There are many fine recordings of Bartók's Second Violin Concerto, this among them, but the chief interest of this recording is the fact of that concerto being sandwiched between one of his first works and his very last.
Bartók's long-unknown Violin Concerto No 1, which he wrote for the nineteen year old violinist Stefi Geyer, whom he loved not wisely but too well, as she rejected him on account of his tactlessly expressed religious and social views. As it happens he was not the only composer who wrote a concerto for her. She, like Bartók, married more than once, had an extensive performing career, and taught at the Zürich Conservatory. The only copy of Bartók's concerto, given to her by its composer, remained unplayed in a drawer during her lifetime, and was performed for the first time in 1958, two years after her death, by in a performance conducted by Paul Sacher. In her three-part biographical account of Geyer's life, easily found on the Internet, Emily Liz writes that "the first movement was to be a portrait of Stefi Geyer as person and woman – the idealized Stefi, celestial and inward," Bartók wrote. Stefi herself later described it as a portrait of "the young girl he loved…." The second movement was to represent Stefi Geyer as the elfish, witty, sparkling virtuoso violinist. "Cheerful, witty, and amusing," Bartók called it. Stefi referred to the movement as a tribute to "the violinist he admired."

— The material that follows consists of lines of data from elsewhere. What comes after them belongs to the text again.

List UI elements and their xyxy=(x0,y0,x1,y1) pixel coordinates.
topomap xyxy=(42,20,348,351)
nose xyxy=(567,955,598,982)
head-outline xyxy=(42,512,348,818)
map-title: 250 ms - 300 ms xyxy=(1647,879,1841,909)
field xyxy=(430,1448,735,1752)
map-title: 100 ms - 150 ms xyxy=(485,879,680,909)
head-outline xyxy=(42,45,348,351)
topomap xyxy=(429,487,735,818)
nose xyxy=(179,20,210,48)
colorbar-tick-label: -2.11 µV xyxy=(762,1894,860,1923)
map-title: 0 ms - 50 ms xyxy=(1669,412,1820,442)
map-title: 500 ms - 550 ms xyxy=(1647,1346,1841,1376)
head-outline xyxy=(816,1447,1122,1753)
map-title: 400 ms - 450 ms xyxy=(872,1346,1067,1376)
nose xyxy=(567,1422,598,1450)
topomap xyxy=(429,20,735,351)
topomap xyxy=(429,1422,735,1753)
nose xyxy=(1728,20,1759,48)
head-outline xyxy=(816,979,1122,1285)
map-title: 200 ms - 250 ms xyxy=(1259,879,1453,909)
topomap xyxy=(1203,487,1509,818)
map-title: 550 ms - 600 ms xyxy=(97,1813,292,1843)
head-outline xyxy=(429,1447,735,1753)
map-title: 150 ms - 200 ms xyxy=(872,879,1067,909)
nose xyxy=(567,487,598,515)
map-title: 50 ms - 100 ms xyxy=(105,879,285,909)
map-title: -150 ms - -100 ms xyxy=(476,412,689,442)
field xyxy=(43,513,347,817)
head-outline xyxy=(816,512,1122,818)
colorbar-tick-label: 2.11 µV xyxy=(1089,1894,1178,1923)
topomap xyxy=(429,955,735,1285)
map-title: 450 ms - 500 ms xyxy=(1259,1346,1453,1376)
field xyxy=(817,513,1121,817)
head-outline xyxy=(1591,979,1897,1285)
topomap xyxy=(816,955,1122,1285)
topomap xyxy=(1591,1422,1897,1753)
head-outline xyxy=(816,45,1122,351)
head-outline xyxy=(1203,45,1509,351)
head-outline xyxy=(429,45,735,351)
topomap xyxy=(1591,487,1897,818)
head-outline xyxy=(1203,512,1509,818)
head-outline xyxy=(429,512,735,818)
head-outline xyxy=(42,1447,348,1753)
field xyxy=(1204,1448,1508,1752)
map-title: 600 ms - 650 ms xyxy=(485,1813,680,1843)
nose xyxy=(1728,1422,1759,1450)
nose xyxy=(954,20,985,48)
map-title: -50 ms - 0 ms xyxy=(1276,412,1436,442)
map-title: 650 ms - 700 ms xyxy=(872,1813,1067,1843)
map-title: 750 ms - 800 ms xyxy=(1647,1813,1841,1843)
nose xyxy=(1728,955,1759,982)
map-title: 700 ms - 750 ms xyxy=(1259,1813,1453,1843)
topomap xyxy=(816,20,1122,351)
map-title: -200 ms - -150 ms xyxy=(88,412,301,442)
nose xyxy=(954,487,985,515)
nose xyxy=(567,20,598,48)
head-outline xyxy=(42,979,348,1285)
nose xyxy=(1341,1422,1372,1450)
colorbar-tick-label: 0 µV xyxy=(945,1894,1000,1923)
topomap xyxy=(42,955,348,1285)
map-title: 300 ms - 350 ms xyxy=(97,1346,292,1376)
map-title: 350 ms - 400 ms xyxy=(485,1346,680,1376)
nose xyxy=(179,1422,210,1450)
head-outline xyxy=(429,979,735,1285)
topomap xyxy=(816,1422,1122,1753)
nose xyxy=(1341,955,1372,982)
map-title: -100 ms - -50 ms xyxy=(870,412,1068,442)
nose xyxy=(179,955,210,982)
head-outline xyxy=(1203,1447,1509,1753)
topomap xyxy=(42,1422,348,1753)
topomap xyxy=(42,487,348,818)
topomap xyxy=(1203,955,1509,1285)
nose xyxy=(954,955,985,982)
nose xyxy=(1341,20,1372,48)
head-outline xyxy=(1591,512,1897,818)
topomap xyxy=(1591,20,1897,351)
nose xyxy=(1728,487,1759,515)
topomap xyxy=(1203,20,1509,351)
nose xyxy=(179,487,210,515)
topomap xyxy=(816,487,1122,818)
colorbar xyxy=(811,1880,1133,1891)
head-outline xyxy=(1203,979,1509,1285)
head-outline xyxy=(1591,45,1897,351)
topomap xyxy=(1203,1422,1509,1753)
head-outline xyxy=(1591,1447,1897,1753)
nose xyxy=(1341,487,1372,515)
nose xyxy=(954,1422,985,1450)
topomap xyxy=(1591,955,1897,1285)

The Viola Concerto, commissioned and first played by the violist William Primrose, (whose early recording on Bartók Records, with Tibor Serly conducting the New Symphony Orchestra of London, remains one of my most prized recordings) was left unfinished at the time of Bartók's death. As is well known, Tibor Serly completed the concerto at the request of Bartók's family. Others have tinkered with it and in 2001 the violist Csaba Erdélyi produced what he called a "restoration" and new orchestration, claimed, with credible support from at least one other violist (known to me) who examined Bartók's score, to come closer to Bartók's intentions. Be that as it may, Ehnes performs the Serly version and, as I thoroughly bonded on that many years ago, have no objection.
These performances are excellent, and distinctive enough to have their own identity. Ehnes plays the slow movements, especially the Adagio religioso of the Viola Concerto, exquisitely. I actually prefer the Primrose/Serly version, which is wonderfully mellow, but that is not available, and Primrose playing with Klemperer is available only as an MP3. I also like the violist's Kim Kashkashian's recording with Peter Eötvös. The cellist Yo-yo Ma recorded this, playing not the cello but an instrument called an alto violin, and Yehudi Menuhin played it on violin. (Violists resent this kind of thing.)
A word about the sound on this recording: it is sweet-sounding, even mellow for both viola and orchestra provided it is played at a very moderate volume. I found that played at a higher level it threatens to become disturbingly harsh, not something I have noticed particularly in other recordings.